AWS Elastic Container Registry (ECR) provides a cost-effective private registry for your Docker containers.
However, ECR Docker credentials
expire every 12 hours.
To work around this, I created this small tool to automatically refresh the secret in Kubernetes.
It deploys as a cron job and ensures that your Kubernetes cluster
will always be able to pull Docker images from ECR.
Docker Images
The latest images are:
itzmanish/ecr-token-renew:latest
Environment Variables
The tool is mainly configured through environment variables. These are:
AWS_ACCESS_KEY_ID (required): AWS access key used to create the Docker credentials.

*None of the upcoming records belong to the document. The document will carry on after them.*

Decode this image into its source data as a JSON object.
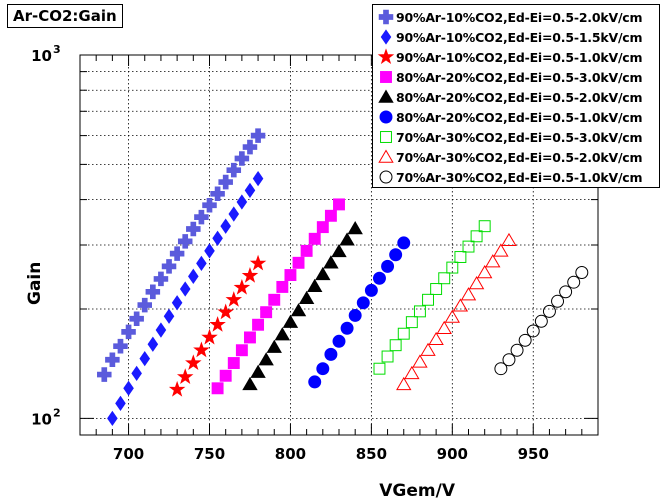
{
  "chart_data": {
    "type": "scatter",
    "title": "Ar-CO2:Gain",
    "xlabel": "VGem/V",
    "ylabel": "Gain",
    "xlim": [
      670,
      990
    ],
    "ylim": [
      90,
      1000
    ],
    "yscale": "log",
    "grid": true,
    "legend_position": "top-right",
    "x_ticks": [
      700,
      750,
      800,
      850,
      900,
      950
    ],
    "y_ticks": [
      {
        "value": 100,
        "label": "10",
        "exp": "2"
      },
      {
        "value": 1000,
        "label": "10",
        "exp": "3"
      }
    ],
    "series": [
      {
        "name": "90%Ar-10%CO2,Ed-Ei=0.5-2.0kV/cm",
        "marker": "cross",
        "color": "#5b5bdc",
        "filled": true,
        "x": [
          685,
          690,
          695,
          700,
          705,
          710,
          715,
          720,
          725,
          730,
          735,
          740,
          745,
          750,
          755,
          760,
          765,
          770,
          775,
          780
        ],
        "y": [
          132,
          145,
          158,
          173,
          188,
          205,
          223,
          242,
          262,
          284,
          307,
          332,
          358,
          386,
          415,
          447,
          482,
          519,
          558,
          600
        ]
      },
      {
        "name": "90%Ar-10%CO2,Ed-Ei=0.5-1.5kV/cm",
        "marker": "diamond",
        "color": "#1a1aff",
        "filled": true,
        "x": [
          690,
          695,
          700,
          705,
          710,
          715,
          720,
          725,
          730,
          735,
          740,
          745,
          750,
          755,
          760,
          765,
          770,
          775,
          780
        ],
        "y": [
          100,
          110,
          121,
          133,
          146,
          160,
          175,
          191,
          208,
          227,
          246,
          267,
          289,
          313,
          338,
          365,
          394,
          424,
          457
        ]
      },
      {
        "name": "90%Ar-10%CO2,Ed-Ei=0.5-1.0kV/cm",
        "marker": "star",
        "color": "#ff0000",
        "filled": true,
        "x": [
          730,
          735,
          740,
          745,
          750,
          755,
          760,
          765,
          770,
          775,
          780
        ],
        "y": [
          120,
          130,
          142,
          154,
          167,
          181,
          196,
          212,
          229,
          247,
          267
        ]
      },
      {
        "name": "80%Ar-20%CO2,Ed-Ei=0.5-3.0kV/cm",
        "marker": "square",
        "color": "#ff00ff",
        "filled": true,
        "x": [
          755,
          760,
          765,
          770,
          775,
          780,
          785,
          790,
          795,
          800,
          805,
          810,
          815,
          820,
          825,
          830
        ],
        "y": [
          121,
          131,
          142,
          154,
          167,
          181,
          196,
          212,
          230,
          248,
          268,
          289,
          312,
          336,
          361,
          388
        ]
      },
      {
        "name": "80%Ar-20%CO2,Ed-Ei=0.5-2.0kV/cm",
        "marker": "triangle",
        "color": "#000000",
        "filled": true,
        "x": [
          775,
          780,
          785,
          790,
          795,
          800,
          805,
          810,
          815,
          820,
          825,
          830,
          835,
          840
        ],
        "y": [
          124,
          134,
          145,
          157,
          170,
          184,
          198,
          214,
          231,
          249,
          268,
          288,
          310,
          333
        ]
      },
      {
        "name": "80%Ar-20%CO2,Ed-Ei=0.5-1.0kV/cm",
        "marker": "circle",
        "color": "#0000ff",
        "filled": true,
        "x": [
          815,
          820,
          825,
          830,
          835,
          840,
          845,
          850,
          855,
          860,
          865,
          870
        ],
        "y": [
          126,
          137,
          150,
          163,
          177,
          192,
          208,
          225,
          243,
          262,
          282,
          304
        ]
      },
      {
        "name": "70%Ar-30%CO2,Ed-Ei=0.5-3.0kV/cm",
        "marker": "square",
        "color": "#00dd00",
        "filled": false,
        "x": [
          855,
          860,
          865,
          870,
          875,
          880,
          885,
          890,
          895,
          900,
          905,
          910,
          915,
          920
        ],
        "y": [
          137,
          148,
          159,
          171,
          184,
          197,
          212,
          227,
          243,
          260,
          278,
          297,
          317,
          338
        ]
      },
      {
        "name": "70%Ar-30%CO2,Ed-Ei=0.5-2.0kV/cm",
        "marker": "triangle",
        "color": "#ff0000",
        "filled": false,
        "x": [
          870,
          875,
          880,
          885,
          890,
          895,
          900,
          905,
          910,
          915,
          920,
          925,
          930,
          935
        ],
        "y": [
          124,
          133,
          143,
          154,
          165,
          177,
          190,
          204,
          219,
          235,
          252,
          270,
          289,
          309
        ]
      },
      {
        "name": "70%Ar-30%CO2,Ed-Ei=0.5-1.0kV/cm",
        "marker": "circle",
        "color": "#000000",
        "filled": false,
        "x": [
          930,
          935,
          940,
          945,
          950,
          955,
          960,
          965,
          970,
          975,
          980
        ],
        "y": [
          137,
          145,
          154,
          164,
          174,
          185,
          197,
          210,
          223,
          237,
          252
        ]
      }
    ]
  }
}
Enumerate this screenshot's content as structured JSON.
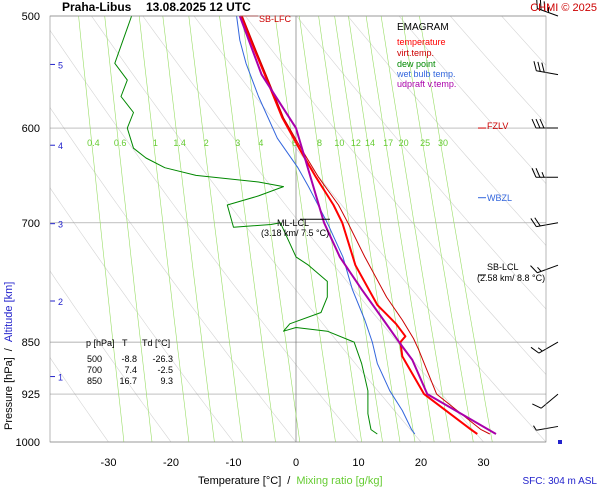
{
  "header": {
    "station": "Praha-Libus",
    "datetime": "13.08.2025 12 UTC",
    "credit": "CHMI © 2025"
  },
  "legend": {
    "title": "EMAGRAM",
    "items": [
      {
        "label": "temperature",
        "color": "#ff0000"
      },
      {
        "label": "virt.temp.",
        "color": "#cc0000"
      },
      {
        "label": "dew point",
        "color": "#008800"
      },
      {
        "label": "wet bulb temp.",
        "color": "#3366dd"
      },
      {
        "label": "udpraft v.temp.",
        "color": "#aa00aa"
      }
    ]
  },
  "axes": {
    "ylabel_pressure": "Pressure [hPa]",
    "ylabel_sep": "/",
    "ylabel_altitude": "Altitude [km]",
    "xlabel_temp": "Temperature [°C]",
    "xlabel_sep": "/",
    "xlabel_mix": "Mixing ratio [g/kg]",
    "sfc_label": "SFC: 304 m ASL",
    "p_ticks": [
      500,
      600,
      700,
      850,
      925,
      1000
    ],
    "t_ticks": [
      -30,
      -20,
      -10,
      0,
      10,
      20,
      30
    ],
    "km_ticks": [
      1,
      2,
      3,
      4,
      5
    ],
    "mix_labels": [
      "0.4",
      "0.6",
      "1",
      "1.4",
      "2",
      "3",
      "4",
      "6",
      "8",
      "10",
      "12",
      "14",
      "17",
      "20",
      "25",
      "30"
    ]
  },
  "levels": {
    "sb_lfc": "SB-LFC",
    "fzlv": "FZLV",
    "wbzl": "WBZL",
    "sb_lcl": "SB-LCL",
    "sb_lcl_info": "(2.58 km/ 8.8 °C)",
    "ml_lcl": "ML-LCL",
    "ml_lcl_info": "(3.18 km/ 7.5 °C)"
  },
  "table": {
    "headers": [
      "p [hPa]",
      "T",
      "Td [°C]"
    ],
    "rows": [
      [
        "500",
        "-8.8",
        "-26.3"
      ],
      [
        "700",
        "7.4",
        "-2.5"
      ],
      [
        "850",
        "16.7",
        "9.3"
      ]
    ]
  },
  "chart_data": {
    "type": "line",
    "title": "Praha-Libus 13.08.2025 12 UTC",
    "xlabel": "Temperature [°C] / Mixing ratio [g/kg]",
    "ylabel": "Pressure [hPa] / Altitude [km]",
    "xlim": [
      -36,
      40
    ],
    "ylim": [
      1000,
      500
    ],
    "y_scale": "log",
    "skew": "none",
    "series": [
      {
        "name": "temperature",
        "color": "#ff0000",
        "points": [
          [
            29,
            987
          ],
          [
            28,
            980
          ],
          [
            20.5,
            925
          ],
          [
            17,
            870
          ],
          [
            16.7,
            850
          ],
          [
            17.5,
            842
          ],
          [
            16,
            825
          ],
          [
            13,
            800
          ],
          [
            9.5,
            750
          ],
          [
            7.4,
            700
          ],
          [
            6,
            680
          ],
          [
            3.2,
            650
          ],
          [
            0.5,
            620
          ],
          [
            -2.2,
            590
          ],
          [
            -5,
            550
          ],
          [
            -6.5,
            530
          ],
          [
            -8.8,
            500
          ]
        ]
      },
      {
        "name": "virt.temp.",
        "color": "#cc0000",
        "points": [
          [
            31,
            987
          ],
          [
            29.6,
            980
          ],
          [
            22.5,
            925
          ],
          [
            19.6,
            860
          ],
          [
            18.8,
            845
          ],
          [
            17,
            820
          ],
          [
            14.5,
            790
          ],
          [
            11,
            740
          ],
          [
            8.3,
            700
          ],
          [
            6.8,
            680
          ],
          [
            3.6,
            650
          ],
          [
            0.8,
            620
          ],
          [
            -2,
            590
          ],
          [
            -4.8,
            550
          ],
          [
            -6.3,
            530
          ],
          [
            -8.6,
            500
          ]
        ]
      },
      {
        "name": "dew point",
        "color": "#008800",
        "points": [
          [
            13,
            987
          ],
          [
            12,
            980
          ],
          [
            11.5,
            955
          ],
          [
            11.5,
            920
          ],
          [
            11,
            900
          ],
          [
            10.5,
            880
          ],
          [
            9.3,
            850
          ],
          [
            5,
            835
          ],
          [
            0,
            830
          ],
          [
            -2,
            835
          ],
          [
            -1,
            825
          ],
          [
            4,
            810
          ],
          [
            5,
            790
          ],
          [
            5,
            770
          ],
          [
            2,
            750
          ],
          [
            0,
            740
          ],
          [
            -2.5,
            700
          ],
          [
            -4,
            702
          ],
          [
            -10,
            705
          ],
          [
            -11,
            680
          ],
          [
            -6,
            670
          ],
          [
            -2,
            660
          ],
          [
            -6,
            655
          ],
          [
            -16,
            648
          ],
          [
            -21,
            640
          ],
          [
            -24,
            630
          ],
          [
            -26,
            620
          ],
          [
            -27,
            600
          ],
          [
            -26,
            585
          ],
          [
            -28,
            570
          ],
          [
            -27,
            555
          ],
          [
            -29,
            540
          ],
          [
            -26.3,
            500
          ]
        ]
      },
      {
        "name": "wet bulb temp.",
        "color": "#3366dd",
        "points": [
          [
            19,
            987
          ],
          [
            18.5,
            980
          ],
          [
            17,
            950
          ],
          [
            15,
            920
          ],
          [
            13,
            880
          ],
          [
            12.2,
            850
          ],
          [
            11,
            820
          ],
          [
            9,
            780
          ],
          [
            7.5,
            740
          ],
          [
            5,
            700
          ],
          [
            2,
            660
          ],
          [
            0.3,
            640
          ],
          [
            -3,
            610
          ],
          [
            -6,
            570
          ],
          [
            -8,
            540
          ],
          [
            -9,
            520
          ],
          [
            -9.5,
            500
          ]
        ]
      },
      {
        "name": "udpraft v.temp.",
        "color": "#aa00aa",
        "points": [
          [
            32,
            987
          ],
          [
            21,
            925
          ],
          [
            18.6,
            875
          ],
          [
            16.5,
            850
          ],
          [
            14,
            820
          ],
          [
            10.5,
            780
          ],
          [
            7,
            740
          ],
          [
            4.5,
            700
          ],
          [
            0,
            600
          ],
          [
            -5.5,
            550
          ],
          [
            -9,
            500
          ]
        ]
      }
    ],
    "wind_barbs": [
      {
        "p": 500,
        "dir": 290,
        "speed_kt": 35
      },
      {
        "p": 550,
        "dir": 280,
        "speed_kt": 30
      },
      {
        "p": 600,
        "dir": 270,
        "speed_kt": 30
      },
      {
        "p": 650,
        "dir": 270,
        "speed_kt": 25
      },
      {
        "p": 700,
        "dir": 260,
        "speed_kt": 20
      },
      {
        "p": 750,
        "dir": 250,
        "speed_kt": 15
      },
      {
        "p": 850,
        "dir": 240,
        "speed_kt": 15
      },
      {
        "p": 925,
        "dir": 230,
        "speed_kt": 10
      },
      {
        "p": 975,
        "dir": 260,
        "speed_kt": 5
      },
      {
        "p": 1000,
        "dir": 0,
        "speed_kt": 0
      }
    ]
  }
}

AWS_SECRET_ACCESS_KEY (required): AWS secret needed to fetch Docker credentials from AWS.
AWS_REGION (required): The AWS region where your ECR instance is created.
DOCKER_SECRET_NAME (required): The name of the Kubernetes secret where the Docker credentials are stored.
TARGET_NAMESPACE (optional): Comma-separated list of namespaces.
A Docker secret is created in each of these.
If this environment variable is not set, a value of default is assumed.
DOCKER_REGISTRIES (optional): Comma-separated list of registry URL.
If none is provided, the default URL returned from AWS is used.